As I tried to prove the following proposition by myself:

I got this:

$$(\tau(Af))(v_1,\dots,v_k)=(Af)(v_{\tau(1)},\dots,v_{\tau(k)})=\sum_\sigma (\operatorname {sgn} \sigma) f(v_{\sigma (\tau(v_1)),\dots,\sigma(\tau(v_k))})=\sum_\sigma (\operatorname {sgn} \sigma)(\sigma \tau) f(v_1,\dots,v_k),$$ which is not the same as the proof in the book claims ($\sigma \tau \ne \tau \sigma$). Is this a typo, or did I miss something?

Of course both mine and his partial results give the same answer, but I was wondering whether I (or Tu) applied definitions incorrectly. In my understanding, his first equality does not follow directly from the definition.

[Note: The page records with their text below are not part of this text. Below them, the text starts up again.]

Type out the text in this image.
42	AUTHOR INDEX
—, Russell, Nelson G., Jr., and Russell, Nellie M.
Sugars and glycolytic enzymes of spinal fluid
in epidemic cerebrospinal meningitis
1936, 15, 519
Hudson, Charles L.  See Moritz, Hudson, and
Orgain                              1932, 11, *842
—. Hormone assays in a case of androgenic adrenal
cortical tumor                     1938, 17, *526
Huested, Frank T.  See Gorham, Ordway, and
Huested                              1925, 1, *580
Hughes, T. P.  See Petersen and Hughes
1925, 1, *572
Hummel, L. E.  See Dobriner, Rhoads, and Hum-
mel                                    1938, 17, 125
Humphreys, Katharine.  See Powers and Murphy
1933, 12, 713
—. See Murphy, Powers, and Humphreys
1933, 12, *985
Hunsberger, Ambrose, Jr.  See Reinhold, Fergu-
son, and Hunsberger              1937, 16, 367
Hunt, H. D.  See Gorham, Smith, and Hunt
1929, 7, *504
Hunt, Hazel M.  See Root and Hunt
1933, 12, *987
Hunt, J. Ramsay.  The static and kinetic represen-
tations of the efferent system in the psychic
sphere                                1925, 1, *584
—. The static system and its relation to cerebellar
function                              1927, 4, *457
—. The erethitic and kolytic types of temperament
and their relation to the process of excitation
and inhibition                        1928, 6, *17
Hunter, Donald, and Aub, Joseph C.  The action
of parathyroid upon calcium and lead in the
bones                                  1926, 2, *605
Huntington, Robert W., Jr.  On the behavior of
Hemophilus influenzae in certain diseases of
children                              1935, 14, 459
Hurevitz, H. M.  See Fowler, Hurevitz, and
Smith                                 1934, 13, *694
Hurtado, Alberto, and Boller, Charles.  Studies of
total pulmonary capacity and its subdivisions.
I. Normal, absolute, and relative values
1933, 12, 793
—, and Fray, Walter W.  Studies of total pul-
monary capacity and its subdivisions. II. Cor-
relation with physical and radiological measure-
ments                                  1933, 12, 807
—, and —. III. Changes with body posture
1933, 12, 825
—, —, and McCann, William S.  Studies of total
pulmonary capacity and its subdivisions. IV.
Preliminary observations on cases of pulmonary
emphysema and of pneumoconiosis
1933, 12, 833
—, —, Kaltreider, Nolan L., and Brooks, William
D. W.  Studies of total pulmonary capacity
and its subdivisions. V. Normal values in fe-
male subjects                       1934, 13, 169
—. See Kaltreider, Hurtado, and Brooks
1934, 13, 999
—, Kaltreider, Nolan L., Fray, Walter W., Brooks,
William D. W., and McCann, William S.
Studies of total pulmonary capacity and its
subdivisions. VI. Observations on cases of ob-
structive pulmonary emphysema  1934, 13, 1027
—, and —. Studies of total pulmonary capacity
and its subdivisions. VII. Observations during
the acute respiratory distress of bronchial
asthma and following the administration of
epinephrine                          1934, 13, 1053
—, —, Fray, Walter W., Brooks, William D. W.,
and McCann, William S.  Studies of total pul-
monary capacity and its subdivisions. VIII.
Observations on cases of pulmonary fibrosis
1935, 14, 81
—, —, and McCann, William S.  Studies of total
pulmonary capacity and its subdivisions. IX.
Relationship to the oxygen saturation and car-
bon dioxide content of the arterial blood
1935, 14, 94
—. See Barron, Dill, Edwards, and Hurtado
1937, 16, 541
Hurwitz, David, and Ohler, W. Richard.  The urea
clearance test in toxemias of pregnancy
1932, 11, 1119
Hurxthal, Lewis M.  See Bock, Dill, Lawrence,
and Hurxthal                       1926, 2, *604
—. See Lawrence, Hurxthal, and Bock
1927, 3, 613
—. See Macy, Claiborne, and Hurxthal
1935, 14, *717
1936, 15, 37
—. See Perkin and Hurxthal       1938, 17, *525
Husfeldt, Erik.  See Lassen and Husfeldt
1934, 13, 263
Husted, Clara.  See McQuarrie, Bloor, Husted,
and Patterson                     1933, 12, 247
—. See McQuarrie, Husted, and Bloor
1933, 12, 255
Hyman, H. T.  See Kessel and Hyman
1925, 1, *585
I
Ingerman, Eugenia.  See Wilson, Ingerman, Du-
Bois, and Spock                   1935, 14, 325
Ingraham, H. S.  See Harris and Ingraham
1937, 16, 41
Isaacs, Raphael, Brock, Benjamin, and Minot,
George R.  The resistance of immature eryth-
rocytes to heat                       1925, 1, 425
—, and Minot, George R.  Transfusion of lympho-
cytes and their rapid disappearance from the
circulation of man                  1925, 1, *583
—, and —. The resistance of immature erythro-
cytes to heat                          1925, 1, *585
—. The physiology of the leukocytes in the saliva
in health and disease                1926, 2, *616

(Note that $\sigma f(v_1,\dots,v_k)=f(v_{\sigma(1)},\dots,v_{\sigma(k)})$ by definition.)

Answer 1

$\DeclareMathOperator{\sgn}{sgn}$

I think that you and the book are both correct. You have

$$\sum\limits_{\sigma}( \sgn \sigma)(\sigma \tau) f$$

The expression in the sum does not change if you replace every $\sigma$ in the sum with $\sigma \tau^{-1}$:

$$\sum\limits_{\sigma} \sgn(\sigma \tau^{-1})( \sigma) f$$

Now $\sgn \sigma \tau^{-1} = \sgn \sigma \sgn \tau^{-1} = \sgn \sigma \sgn \tau$, so you can factor out $\sgn \tau$:

$$\sgn \tau \sum\limits_{\sigma} (\sgn \sigma)\sigma f = \sgn \tau Af$$

Answer 2

$\DeclareMathOperator{\sgn}{sgn}$The confusion is in your second equality where you say $$ (Af)(v_{\tau(1)}, \dots, v_{\tau(k)}) = \sum_\sigma (\sgn \sigma)(\sigma f)(v_{\tau(1)}, \dots, v_{\tau(k)}) = \sum_\sigma (\sgn \sigma)f(v_{\sigma(\tau(1))}, \dots, v_{\sigma(\tau(k))}). $$

Actually, following the definitions gives $(\sigma f)(v_{\tau(1)}, \dots, v_{\tau(k)}) = f(v_{\tau(\sigma(1))}, \dots, v_{\tau(\sigma(k))})$. Note that Tu uses this same step in the proof of Lemma 3.11.